Was there a moment during the shoot when you realized you were on to something special?
Immediately. I knew as an actor, watching what Jeff was doing, that it was revelatory. It was some of the best work I have ever seen from an actor.

Could any other actor have become Bad Blake like Jeff did?
He was the guy, the perfect confluence of an actor and a role. That happens every so often—Duvall in The Apostle, Robert De Niro in Raging Bull, Marlon Brando in The Godfather, and Jeff in this film.

Jeff Bridges has been acting for over 30 years. What would it mean to you if the role of Bad Blake won him his first Academy Award?
It could be the most gratifying thing I ever do, given that he’s an actor that has done over sixty films and should have won four or five Oscars by now. To see an actor of his caliber married to a role that I wrote, directed, and produced, that could very well be the pinnacle of any director’s career, and especially mine, being a first-timer.
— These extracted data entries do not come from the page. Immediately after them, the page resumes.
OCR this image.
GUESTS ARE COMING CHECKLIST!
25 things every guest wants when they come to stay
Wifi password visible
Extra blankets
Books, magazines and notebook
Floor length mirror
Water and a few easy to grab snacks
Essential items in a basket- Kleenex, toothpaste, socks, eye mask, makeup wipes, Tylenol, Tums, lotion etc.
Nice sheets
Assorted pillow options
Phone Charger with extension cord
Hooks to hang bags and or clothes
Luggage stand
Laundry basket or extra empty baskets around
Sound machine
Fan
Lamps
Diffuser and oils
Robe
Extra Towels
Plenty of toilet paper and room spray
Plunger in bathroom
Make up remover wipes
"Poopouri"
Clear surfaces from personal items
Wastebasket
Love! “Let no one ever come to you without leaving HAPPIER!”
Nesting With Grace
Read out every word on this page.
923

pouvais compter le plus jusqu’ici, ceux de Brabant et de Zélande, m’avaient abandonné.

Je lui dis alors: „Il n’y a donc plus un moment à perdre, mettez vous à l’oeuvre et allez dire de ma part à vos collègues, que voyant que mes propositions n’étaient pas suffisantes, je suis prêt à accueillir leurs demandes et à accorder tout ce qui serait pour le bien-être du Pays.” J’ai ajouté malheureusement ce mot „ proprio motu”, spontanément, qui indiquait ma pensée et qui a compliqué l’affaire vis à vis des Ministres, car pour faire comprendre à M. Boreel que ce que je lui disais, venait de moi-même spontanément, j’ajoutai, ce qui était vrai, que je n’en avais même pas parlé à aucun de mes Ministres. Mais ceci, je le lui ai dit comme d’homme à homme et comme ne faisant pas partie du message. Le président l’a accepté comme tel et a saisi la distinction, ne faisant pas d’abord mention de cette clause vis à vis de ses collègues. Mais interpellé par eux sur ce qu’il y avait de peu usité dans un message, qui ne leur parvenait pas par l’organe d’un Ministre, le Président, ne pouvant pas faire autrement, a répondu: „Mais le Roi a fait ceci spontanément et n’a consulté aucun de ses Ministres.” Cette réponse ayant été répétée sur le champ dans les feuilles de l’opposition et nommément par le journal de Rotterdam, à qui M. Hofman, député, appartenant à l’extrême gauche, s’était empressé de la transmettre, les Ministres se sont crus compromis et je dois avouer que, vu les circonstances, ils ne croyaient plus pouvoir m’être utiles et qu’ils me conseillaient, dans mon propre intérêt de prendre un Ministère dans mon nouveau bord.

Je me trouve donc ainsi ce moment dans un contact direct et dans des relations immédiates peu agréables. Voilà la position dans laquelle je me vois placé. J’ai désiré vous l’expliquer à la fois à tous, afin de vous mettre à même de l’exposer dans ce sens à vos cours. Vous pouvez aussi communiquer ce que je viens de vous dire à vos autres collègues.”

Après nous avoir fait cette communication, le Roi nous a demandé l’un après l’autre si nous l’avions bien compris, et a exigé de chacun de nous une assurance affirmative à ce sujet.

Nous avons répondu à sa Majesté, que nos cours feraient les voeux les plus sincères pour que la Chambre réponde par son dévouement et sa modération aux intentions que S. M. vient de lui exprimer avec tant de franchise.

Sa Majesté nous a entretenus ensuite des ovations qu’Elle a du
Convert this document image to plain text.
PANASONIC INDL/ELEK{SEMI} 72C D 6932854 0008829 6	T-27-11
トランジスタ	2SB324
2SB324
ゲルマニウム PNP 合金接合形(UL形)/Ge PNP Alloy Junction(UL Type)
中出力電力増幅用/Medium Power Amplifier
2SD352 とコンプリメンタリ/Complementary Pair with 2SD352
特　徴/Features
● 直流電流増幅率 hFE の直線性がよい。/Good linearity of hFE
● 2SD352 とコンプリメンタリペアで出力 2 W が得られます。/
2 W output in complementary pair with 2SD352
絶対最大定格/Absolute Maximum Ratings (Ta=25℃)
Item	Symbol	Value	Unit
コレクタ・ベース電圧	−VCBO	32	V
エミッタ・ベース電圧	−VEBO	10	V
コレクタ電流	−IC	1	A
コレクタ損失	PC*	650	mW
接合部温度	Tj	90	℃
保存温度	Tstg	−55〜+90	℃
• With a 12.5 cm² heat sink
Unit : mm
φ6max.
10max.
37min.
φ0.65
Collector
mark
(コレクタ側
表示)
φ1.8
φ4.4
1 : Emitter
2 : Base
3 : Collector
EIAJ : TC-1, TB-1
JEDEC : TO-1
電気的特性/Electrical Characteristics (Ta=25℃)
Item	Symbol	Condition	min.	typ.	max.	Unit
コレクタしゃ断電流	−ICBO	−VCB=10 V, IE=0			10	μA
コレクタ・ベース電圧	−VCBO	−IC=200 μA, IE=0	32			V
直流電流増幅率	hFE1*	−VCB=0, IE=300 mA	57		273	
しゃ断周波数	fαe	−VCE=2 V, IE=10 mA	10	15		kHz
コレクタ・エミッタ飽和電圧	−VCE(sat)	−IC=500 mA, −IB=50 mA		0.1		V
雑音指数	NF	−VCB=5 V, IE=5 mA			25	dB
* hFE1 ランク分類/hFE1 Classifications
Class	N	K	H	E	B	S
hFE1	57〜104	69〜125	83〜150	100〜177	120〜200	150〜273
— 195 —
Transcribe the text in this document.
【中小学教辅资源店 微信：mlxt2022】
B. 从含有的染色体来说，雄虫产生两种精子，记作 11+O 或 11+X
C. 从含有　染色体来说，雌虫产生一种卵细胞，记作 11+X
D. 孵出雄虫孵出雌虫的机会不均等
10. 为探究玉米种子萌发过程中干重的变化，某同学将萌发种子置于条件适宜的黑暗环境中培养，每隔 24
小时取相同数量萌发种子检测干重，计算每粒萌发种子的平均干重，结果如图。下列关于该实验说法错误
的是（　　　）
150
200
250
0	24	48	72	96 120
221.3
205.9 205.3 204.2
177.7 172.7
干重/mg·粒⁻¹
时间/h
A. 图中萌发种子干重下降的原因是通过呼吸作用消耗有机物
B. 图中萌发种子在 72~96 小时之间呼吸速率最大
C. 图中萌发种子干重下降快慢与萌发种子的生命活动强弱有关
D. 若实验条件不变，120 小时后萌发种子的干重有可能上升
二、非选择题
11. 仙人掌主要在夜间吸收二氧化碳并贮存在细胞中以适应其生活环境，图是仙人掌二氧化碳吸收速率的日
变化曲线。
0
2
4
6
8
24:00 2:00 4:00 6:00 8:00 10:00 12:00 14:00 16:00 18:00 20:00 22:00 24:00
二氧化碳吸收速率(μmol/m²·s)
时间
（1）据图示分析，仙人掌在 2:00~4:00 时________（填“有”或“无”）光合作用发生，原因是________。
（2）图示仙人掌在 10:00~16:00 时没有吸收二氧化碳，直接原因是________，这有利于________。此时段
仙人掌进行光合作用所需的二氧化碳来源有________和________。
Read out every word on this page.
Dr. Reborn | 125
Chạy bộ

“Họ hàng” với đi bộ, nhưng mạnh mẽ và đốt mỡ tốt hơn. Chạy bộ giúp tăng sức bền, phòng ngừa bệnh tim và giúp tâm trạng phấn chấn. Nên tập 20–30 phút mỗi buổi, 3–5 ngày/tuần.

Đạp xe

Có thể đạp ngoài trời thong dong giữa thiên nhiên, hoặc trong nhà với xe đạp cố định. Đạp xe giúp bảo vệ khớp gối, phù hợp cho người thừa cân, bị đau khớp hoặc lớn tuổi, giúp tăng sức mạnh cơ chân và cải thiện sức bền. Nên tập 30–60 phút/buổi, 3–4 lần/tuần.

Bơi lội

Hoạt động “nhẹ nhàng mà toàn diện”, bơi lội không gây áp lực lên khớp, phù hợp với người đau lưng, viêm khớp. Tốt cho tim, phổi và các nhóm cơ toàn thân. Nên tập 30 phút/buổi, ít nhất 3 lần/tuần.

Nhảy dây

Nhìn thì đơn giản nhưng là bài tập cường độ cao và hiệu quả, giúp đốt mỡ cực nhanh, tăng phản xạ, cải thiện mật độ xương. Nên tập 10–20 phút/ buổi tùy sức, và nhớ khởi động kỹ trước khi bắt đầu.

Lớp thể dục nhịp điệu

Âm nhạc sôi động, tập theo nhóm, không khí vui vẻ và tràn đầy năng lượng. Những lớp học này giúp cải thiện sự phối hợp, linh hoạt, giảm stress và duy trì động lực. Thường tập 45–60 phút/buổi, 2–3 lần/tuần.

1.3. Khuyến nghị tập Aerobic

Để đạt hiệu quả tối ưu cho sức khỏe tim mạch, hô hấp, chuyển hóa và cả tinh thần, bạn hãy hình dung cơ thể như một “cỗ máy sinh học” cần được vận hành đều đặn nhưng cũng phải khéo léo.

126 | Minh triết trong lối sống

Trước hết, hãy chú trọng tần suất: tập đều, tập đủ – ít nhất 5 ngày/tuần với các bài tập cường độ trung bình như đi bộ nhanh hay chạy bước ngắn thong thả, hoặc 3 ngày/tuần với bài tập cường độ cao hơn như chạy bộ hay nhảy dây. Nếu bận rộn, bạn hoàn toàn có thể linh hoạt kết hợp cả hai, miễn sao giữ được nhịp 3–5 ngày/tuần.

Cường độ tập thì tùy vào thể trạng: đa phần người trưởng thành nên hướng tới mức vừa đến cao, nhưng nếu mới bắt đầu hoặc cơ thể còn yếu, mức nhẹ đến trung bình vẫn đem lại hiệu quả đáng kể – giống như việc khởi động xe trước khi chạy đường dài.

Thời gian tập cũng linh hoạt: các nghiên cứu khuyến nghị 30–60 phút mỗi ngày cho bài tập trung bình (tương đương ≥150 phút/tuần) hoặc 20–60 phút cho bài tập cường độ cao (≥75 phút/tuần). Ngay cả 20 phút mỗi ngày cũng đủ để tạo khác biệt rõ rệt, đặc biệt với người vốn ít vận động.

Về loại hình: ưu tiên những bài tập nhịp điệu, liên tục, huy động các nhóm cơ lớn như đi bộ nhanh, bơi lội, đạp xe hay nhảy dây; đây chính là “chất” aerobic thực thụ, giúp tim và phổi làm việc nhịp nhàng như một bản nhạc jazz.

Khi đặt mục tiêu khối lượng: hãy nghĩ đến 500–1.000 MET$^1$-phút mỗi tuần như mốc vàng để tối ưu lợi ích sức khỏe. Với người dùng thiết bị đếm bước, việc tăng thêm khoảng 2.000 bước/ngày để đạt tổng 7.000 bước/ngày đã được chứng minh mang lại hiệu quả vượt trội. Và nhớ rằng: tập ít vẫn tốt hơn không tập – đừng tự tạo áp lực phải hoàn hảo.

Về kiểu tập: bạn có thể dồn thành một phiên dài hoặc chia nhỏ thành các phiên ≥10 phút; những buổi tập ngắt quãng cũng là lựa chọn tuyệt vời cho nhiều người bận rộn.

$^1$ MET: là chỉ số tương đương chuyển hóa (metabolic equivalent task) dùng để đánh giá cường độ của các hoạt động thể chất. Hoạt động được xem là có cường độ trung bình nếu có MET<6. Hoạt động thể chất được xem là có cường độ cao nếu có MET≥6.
Does T-Bone Burnett have a supernatural sense about making soundtracks?
He’s a musicologist. He knows a lot about jazz, classical, blues, bluegrass, and country music. I knew very much what I wanted, but T-Bone pushed us in different directions, making us stretch. He’s a conjurer, always pulling great talent from a lot of people. And T-Bone is a musical genius. He understands music in a way few people I have met understand music.

“The Weary Kind,” the theme song by Ryan Bingham, is amazingly important to the film.
It’s a gorgeous song and the narrative of the film. It’s about a man who’s gone through the experiences Bad Blake has and is about his rebirth. The themes of loss, regret, hope, and redemption—all of which course through the movie—course through the song. T-Bone and Ryan were able to create a cinematic masterpiece.

Your roots are in the Appalachian Mountains, the cradle of the music in Crazy Heart. What did you listen to growing up?
My father took me to bluegrass festivals and I cut my teeth listening to Ralph Stanley, Bill Monroe, Doc Watson, Ricky Skaggs, and The Seldom Scene. Then I dug into my dad’s LP collection and heard Townes, Shaver, Haggard, and Cash. I’m still listening to those guys, but I also love jazz and bands like Radiohead, Wilco, and Ron Sexsmith, a great Canadian songwriter.

What’s next?
I find myself in a position I have never found myself—entertaining a dizzying number of offers. I am looking strongly at material and a core group of actors I want to work with, but I haven’t zeroed in on anything yet.